ASTANA, Kazakhstan, October 4. Kazakhstan plans to develop the middle and southern transport corridors, said Deputy Chairman of the Transport Committee of Kazakhstan Kuanyshuly Selim, Trend reports.
He spoke at the panel session "New opportunities for road transport services" as part of the VI New Silk Way international transport and logistics business forum.
As he noted, for this purpose, ports in the Caspian and Black Seas will be used.
Selim presented information on the current state of the motor transport industry and prospects for its development.

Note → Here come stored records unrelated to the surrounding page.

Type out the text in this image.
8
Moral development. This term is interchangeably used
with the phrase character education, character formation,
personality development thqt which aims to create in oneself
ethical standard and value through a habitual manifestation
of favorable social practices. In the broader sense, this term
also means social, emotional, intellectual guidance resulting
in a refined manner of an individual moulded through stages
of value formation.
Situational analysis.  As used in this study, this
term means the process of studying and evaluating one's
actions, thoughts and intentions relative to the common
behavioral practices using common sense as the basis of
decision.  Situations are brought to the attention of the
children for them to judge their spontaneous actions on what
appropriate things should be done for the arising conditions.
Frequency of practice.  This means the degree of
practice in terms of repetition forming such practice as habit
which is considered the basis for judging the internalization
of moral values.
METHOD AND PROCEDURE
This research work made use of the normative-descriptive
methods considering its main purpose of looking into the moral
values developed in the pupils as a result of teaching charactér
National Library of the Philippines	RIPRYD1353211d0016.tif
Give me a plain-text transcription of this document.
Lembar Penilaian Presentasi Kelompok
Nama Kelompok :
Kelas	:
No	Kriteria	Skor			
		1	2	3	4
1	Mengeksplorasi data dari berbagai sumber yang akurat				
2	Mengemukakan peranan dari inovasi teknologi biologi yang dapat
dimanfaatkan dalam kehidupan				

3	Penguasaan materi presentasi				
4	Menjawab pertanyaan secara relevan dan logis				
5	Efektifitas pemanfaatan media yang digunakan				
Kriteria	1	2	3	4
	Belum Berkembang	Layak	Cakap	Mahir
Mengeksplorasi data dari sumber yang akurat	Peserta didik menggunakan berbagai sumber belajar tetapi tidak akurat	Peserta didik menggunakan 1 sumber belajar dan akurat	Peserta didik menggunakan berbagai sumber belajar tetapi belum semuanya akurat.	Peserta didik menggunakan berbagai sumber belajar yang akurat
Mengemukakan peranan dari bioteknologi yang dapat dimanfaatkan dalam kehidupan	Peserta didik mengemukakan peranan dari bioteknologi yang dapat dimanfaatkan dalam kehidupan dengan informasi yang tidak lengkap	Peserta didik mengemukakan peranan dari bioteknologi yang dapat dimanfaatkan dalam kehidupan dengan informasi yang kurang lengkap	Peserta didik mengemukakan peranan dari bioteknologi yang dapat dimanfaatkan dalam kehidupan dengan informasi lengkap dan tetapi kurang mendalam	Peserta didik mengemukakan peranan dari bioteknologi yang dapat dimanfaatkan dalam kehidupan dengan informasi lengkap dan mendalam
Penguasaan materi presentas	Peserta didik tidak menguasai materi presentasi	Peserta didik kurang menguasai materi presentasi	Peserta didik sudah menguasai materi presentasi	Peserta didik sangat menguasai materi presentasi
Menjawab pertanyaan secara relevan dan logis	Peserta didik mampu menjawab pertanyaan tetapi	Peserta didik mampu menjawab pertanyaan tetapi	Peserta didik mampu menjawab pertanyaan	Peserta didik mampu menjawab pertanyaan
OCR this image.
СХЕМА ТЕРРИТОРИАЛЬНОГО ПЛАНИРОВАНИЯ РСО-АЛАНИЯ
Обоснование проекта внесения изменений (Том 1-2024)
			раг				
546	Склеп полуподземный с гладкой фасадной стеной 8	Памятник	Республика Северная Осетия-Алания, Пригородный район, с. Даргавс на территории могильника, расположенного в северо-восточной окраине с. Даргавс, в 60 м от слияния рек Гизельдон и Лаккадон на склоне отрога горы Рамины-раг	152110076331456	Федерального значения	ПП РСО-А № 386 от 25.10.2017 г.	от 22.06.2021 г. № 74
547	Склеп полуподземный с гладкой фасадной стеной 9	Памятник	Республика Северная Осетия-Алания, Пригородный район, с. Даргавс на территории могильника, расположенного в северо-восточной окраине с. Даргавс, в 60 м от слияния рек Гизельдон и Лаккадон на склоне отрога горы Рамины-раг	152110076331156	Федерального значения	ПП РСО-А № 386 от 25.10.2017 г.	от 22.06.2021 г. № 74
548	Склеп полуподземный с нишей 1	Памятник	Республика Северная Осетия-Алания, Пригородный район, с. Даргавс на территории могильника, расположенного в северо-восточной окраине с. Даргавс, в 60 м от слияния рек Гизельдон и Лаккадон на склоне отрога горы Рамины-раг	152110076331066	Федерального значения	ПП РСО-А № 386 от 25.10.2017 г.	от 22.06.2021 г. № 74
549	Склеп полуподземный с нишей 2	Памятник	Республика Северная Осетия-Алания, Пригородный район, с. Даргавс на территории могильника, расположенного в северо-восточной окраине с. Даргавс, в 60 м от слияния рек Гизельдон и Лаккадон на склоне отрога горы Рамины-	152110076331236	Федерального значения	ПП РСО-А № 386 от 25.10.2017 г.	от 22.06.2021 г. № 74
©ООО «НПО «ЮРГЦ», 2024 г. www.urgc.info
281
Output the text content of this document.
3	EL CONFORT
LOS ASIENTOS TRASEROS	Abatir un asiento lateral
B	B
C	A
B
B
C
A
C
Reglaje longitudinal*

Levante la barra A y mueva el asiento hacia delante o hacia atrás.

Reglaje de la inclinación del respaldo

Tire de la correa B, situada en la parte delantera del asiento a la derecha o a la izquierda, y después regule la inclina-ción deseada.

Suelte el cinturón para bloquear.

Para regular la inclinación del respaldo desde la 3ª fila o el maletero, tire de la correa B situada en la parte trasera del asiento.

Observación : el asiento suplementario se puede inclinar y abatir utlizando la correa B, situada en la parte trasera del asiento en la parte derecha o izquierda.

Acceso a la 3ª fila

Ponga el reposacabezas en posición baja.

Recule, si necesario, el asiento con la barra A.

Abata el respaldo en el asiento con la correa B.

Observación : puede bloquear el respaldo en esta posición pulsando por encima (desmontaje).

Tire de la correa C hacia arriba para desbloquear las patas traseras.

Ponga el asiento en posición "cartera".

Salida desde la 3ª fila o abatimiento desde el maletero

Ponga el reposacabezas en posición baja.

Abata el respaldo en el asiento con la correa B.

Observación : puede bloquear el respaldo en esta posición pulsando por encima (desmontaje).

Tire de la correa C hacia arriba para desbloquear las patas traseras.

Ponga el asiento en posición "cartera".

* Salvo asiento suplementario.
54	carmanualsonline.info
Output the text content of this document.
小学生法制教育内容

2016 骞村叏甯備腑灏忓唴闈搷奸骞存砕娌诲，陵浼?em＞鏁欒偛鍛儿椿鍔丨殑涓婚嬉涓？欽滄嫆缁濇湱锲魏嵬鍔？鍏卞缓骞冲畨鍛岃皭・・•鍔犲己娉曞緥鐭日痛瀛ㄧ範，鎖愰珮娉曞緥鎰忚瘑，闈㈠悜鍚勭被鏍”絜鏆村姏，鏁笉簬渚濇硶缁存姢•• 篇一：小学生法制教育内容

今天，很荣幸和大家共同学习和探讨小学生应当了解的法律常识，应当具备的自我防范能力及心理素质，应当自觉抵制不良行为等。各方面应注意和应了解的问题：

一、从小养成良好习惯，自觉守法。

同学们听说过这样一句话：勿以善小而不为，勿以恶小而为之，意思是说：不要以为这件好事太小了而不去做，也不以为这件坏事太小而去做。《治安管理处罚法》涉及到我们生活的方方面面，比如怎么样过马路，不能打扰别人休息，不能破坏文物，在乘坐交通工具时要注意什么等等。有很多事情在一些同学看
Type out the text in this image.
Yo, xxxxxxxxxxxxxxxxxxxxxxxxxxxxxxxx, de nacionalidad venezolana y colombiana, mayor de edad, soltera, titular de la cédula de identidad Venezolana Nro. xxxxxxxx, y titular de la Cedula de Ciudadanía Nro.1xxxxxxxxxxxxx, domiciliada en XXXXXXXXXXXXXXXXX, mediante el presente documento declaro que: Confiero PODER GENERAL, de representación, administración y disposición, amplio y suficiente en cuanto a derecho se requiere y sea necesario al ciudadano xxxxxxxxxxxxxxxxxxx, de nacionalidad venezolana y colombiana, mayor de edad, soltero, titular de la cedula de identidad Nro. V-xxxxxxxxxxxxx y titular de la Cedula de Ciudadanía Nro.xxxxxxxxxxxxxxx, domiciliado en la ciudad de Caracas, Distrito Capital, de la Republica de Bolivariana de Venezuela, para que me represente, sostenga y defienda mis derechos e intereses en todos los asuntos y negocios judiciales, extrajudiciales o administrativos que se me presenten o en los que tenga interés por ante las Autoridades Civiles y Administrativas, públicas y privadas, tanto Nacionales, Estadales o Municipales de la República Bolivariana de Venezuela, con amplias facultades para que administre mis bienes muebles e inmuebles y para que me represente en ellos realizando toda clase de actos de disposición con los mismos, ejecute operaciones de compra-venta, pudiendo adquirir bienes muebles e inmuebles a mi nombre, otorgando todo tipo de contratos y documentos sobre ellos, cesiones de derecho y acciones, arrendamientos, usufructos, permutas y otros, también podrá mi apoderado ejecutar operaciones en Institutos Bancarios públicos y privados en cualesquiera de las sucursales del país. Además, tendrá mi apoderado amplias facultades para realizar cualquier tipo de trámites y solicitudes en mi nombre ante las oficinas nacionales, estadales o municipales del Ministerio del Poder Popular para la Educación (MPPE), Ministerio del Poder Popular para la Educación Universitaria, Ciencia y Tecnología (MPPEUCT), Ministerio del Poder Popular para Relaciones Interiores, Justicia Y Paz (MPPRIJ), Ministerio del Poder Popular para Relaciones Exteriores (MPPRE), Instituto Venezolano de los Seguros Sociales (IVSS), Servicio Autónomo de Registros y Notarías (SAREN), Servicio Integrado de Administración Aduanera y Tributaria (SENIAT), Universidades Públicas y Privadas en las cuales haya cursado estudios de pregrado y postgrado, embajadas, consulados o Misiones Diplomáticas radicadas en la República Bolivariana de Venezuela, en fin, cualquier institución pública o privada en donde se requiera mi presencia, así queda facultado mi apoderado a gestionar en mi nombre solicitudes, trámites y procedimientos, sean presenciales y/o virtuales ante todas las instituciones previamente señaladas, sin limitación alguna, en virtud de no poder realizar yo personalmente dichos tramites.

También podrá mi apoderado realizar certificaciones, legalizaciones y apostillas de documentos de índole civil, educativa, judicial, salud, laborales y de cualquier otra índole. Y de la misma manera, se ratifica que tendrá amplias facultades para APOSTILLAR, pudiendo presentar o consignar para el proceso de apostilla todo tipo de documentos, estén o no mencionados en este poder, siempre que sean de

He noted that currently, 370 of Kazakhstan's carriers, with a fleet of 7,600 vehicles, are involved in the direction of far-away countries. To ensure international transportation, relevant agreements have been concluded with 42 countries.
In addition, in order to replenish the domestic vehicle fleet, the need to pay a recycling fee and fees for the initial registration of truck tractors engaged in international transport has been abolished.
At the end of 2022, 6.4 million tons of cargo were transported internationally, which is 8.7 percent more than in 2021. At the same time, the share of domestic cargo carriers increased from 31 to 42 percent over the year.
The Southern Transport Corridor is going to stretch from Kyrgyzstan via Uzbekistan and the Caspian Sea port of Turkmenbashi in Turkmenistan to the port of Astrakhan in Russia. This is going to be the shortest route, bypassing obstacles on the border between Kyrgyzstan and Kazakhstan.
The Middle Corridor is a transportation and trade route that connects Asia and Europe, passing through several countries in the region. It is an alternative route to the traditional Northern Corridor and Southern Corridor.
The route starts in China and crosses Central Asian countries such as Kazakhstan, Uzbekistan, and Turkmenistan. It then passes through the Caspian Sea, Azerbaijan, Georgia, and Türkiye before reaching Europe. The Middle Corridor offers a land route that connects the eastern parts of Asia, including China, with Europe, bypassing the longer maritime routes.